AWOLNATION Avoids 'Sophomore Slump' With Acclaimed Second Album

click to enlarge AWOLNATION Avoids 'Sophomore Slump' With Acclaimed Second Album
15 Minutes Public Relations
AWOLNATION had lined up a slew of dates for a headlining tour in support its latest album, Run, when Prophets of Rage, the new supergroup featuring members of Rage Against the Machine along with rappers Chuck D and B Real, asked them to provide support for their fall tour. As a result, the band canceled several dates to accompany Prophets of Rage. AWOLNATION, however, still plays House of Blues tomorrow night at 7:30.

“It’s a dream come true,” singer Aaron Bruno says in a recent phone interview when asked about the upcoming dates with Prophets of Rage. “Rage Against the Machine was like the Black Sabbath of my generation. They came at a time when it was a breath of fresh air. Public Enemy had already happened, which was a big deal to me as well. I remember listening to Chuck D’s lyrics over and over and that bass-y vocal and the power behind it. When I was first heard [the Rage Against the Machine song] 'Killing In the Name,' I thought Beastie Boys got a little harder. [Rage bassist] Tim Commerford has become a good friend of mine and has helped with AWOLNATION over the years.”

Bruno put together AWOLNATION back in 2009 after his various other bands had broken up.

“The bands before had been more traditional in terms of coming up with ideas together and voting on them and approving them,” he says. “Sometimes that works, and sometimes it doesn’t. For me, it had run its course, and it was refreshing to not have someone backseat driving my lyrics or melodies or how I wanted it to sing or sound. There had been too many cooks in the kitchen for long enough. Having said that, we had made some great meals together and made some dishes that didn’t work. Some of the bites were okay. This was the first time I had set alone to do it. By no means did I think that would be better or more successful. I did know it would be rewarding that I could see my vision all the way through.”

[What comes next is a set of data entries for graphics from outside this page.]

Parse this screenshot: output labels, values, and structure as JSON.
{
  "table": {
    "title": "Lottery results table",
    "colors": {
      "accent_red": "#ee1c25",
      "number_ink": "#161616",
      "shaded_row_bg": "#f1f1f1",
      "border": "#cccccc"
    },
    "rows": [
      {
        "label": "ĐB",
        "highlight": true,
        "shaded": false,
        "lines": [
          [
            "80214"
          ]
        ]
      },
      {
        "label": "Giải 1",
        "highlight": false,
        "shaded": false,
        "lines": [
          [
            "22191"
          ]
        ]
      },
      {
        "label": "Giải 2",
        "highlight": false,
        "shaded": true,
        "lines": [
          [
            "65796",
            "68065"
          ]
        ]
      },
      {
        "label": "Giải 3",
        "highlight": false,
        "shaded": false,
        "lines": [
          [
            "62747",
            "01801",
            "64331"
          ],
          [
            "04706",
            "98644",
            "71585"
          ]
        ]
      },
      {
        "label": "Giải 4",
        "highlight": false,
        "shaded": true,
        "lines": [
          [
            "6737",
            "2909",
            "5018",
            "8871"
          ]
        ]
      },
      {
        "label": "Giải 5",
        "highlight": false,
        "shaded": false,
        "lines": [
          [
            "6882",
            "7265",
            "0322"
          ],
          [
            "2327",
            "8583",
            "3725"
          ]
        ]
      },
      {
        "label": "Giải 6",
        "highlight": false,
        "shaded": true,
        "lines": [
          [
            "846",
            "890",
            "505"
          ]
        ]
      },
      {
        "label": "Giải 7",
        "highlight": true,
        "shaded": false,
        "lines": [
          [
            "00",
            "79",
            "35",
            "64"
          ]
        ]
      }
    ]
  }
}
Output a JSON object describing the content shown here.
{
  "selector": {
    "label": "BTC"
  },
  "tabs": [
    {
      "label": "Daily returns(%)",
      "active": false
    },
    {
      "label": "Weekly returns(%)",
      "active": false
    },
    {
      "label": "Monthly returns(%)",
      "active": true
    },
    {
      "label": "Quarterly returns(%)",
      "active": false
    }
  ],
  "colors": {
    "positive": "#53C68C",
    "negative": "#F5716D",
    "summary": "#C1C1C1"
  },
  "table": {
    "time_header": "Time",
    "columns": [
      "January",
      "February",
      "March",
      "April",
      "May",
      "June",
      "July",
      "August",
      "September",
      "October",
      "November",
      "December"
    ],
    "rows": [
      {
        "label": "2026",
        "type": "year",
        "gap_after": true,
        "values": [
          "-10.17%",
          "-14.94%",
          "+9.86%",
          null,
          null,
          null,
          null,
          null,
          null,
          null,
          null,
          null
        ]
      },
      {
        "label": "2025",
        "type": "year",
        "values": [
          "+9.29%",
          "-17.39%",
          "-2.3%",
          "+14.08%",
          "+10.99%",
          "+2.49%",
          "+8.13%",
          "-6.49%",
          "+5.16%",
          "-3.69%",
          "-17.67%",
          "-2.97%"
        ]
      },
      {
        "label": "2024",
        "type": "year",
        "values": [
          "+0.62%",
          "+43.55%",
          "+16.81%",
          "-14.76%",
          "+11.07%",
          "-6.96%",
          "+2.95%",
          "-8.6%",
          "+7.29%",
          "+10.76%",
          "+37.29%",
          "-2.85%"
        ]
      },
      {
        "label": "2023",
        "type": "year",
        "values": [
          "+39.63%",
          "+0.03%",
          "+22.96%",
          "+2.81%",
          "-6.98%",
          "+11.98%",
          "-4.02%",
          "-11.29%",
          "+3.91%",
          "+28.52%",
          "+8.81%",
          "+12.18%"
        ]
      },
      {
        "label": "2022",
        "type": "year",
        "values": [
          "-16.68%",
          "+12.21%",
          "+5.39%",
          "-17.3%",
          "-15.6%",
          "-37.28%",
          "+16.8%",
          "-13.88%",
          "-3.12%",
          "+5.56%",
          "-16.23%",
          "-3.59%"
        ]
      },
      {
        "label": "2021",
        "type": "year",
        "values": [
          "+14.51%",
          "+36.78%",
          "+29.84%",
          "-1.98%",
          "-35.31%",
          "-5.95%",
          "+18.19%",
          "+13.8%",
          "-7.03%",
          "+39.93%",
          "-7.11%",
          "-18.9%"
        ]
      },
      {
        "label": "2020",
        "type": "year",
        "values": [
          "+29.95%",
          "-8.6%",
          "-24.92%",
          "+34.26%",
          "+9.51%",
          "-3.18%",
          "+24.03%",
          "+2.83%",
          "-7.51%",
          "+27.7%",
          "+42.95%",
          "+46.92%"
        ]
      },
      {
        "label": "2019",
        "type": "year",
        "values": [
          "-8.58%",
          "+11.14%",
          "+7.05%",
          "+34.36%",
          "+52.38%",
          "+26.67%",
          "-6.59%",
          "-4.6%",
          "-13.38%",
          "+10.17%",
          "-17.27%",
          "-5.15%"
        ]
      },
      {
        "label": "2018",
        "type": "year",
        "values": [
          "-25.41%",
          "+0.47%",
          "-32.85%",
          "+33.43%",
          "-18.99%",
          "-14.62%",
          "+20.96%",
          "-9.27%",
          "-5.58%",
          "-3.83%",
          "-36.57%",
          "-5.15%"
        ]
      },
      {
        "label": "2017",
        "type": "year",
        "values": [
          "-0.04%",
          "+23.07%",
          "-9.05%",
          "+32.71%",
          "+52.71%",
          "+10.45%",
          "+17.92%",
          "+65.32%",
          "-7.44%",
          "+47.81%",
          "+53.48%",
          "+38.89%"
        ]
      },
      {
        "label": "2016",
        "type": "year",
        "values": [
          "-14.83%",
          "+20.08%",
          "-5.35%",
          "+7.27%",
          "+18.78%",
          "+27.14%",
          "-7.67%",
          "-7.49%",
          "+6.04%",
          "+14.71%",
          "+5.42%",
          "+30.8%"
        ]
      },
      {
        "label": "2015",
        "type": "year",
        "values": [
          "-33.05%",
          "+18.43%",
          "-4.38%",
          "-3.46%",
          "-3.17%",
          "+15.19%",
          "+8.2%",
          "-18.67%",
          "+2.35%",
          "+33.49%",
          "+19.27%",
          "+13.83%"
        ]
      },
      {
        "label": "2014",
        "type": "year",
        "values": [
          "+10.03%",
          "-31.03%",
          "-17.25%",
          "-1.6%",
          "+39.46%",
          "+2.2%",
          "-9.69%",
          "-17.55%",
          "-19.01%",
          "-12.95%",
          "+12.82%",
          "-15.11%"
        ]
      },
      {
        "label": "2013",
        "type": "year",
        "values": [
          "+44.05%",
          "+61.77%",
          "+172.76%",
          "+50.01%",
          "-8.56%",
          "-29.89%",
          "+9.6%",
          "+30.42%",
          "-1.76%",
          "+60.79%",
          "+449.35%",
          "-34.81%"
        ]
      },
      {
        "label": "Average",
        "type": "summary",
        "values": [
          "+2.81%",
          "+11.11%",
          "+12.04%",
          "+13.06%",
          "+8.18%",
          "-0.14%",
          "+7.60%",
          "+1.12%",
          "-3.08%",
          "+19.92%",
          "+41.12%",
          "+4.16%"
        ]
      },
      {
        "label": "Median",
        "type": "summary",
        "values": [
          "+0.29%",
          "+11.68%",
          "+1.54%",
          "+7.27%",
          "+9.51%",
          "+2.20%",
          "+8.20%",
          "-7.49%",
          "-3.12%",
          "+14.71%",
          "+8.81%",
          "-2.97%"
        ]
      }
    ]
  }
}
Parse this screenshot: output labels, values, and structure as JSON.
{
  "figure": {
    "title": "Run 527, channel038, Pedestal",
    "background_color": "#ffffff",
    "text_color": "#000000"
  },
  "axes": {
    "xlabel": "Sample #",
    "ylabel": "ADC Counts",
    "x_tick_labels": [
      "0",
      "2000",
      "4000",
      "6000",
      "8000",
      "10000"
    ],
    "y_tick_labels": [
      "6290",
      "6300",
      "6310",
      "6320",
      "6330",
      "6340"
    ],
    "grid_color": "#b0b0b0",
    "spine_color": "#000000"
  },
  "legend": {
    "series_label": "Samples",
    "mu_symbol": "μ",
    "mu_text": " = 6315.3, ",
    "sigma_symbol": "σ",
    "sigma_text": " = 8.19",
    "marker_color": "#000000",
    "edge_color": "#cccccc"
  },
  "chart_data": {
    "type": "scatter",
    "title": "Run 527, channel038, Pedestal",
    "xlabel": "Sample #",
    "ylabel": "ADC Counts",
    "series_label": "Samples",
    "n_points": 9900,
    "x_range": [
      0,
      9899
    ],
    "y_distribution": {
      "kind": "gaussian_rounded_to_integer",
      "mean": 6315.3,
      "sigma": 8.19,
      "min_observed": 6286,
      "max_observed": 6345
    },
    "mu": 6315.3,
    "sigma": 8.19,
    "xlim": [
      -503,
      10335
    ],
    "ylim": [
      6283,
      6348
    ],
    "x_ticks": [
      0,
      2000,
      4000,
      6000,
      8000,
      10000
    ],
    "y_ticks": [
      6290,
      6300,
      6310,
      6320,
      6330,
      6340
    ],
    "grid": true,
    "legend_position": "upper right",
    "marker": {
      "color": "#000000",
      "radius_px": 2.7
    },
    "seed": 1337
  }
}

Though it didn’t become a success overnight, the debut album’s first single, “Sail,” found its way into TV shows, commercials and films. With its pulsating synthesizers and raspy vocals, the song sounds like a heavier track from alt-rockers Imagon Dragons.

“I like to think of it as a combination of every single song that I wrote that never happened and that had the potential to be good,” says Bruno when asked about the track. “There were songs that folks said would be the biggest single ever, and, of course, none of that happened. I always had a sense of melody and a sincerity. It all came together perfectly in an imperfect way. I finally had something to say. That’s a fundamental difference in this project versus the other bands. I was too immature to have a clear voice. I had to experience ups and downs to write songs that more people could relate to.”

With Run, the band slows things down. With its cooing vocals and piano melody, "Fat Face" could pass as a Beach Boys tune, and "Jailbreak" comes off as soul/R&B. Of course, it's not all mellowed out music. The band cranks up the guitars on "Hollow Moon (Bad Wolf)," a song that finds Bruno practically screaming.

“Hopefully, I have grown as a producer," says Bruno when asked about his approach on the album. "I do all the writing and producing and mixing as I go. I feel like I’ve improved. I wanted to push the limits. I didn’t want to write 'Sail 2.0,' but there are songs that tap into that emotion."

He says building upon the first album's success was a priority.

"I wanted to keep the train going," he says. "All odds were against me. When you have a breakout first album, everyone wants to be part of the shiny new toy and the second is different. It didn’t seem as easy. It’s like, 'We helped you on the first record, but we don’t feel like we need to help you on the second one.' Since we’re independent, even though Red Bull [Records] is a massive company, they’re still an independent label so we don’t have the same kinds of connections with majors who can offer the next Coldplay premiere or whatever it might be. We’ll always feel like the underdog, which is fine with me.”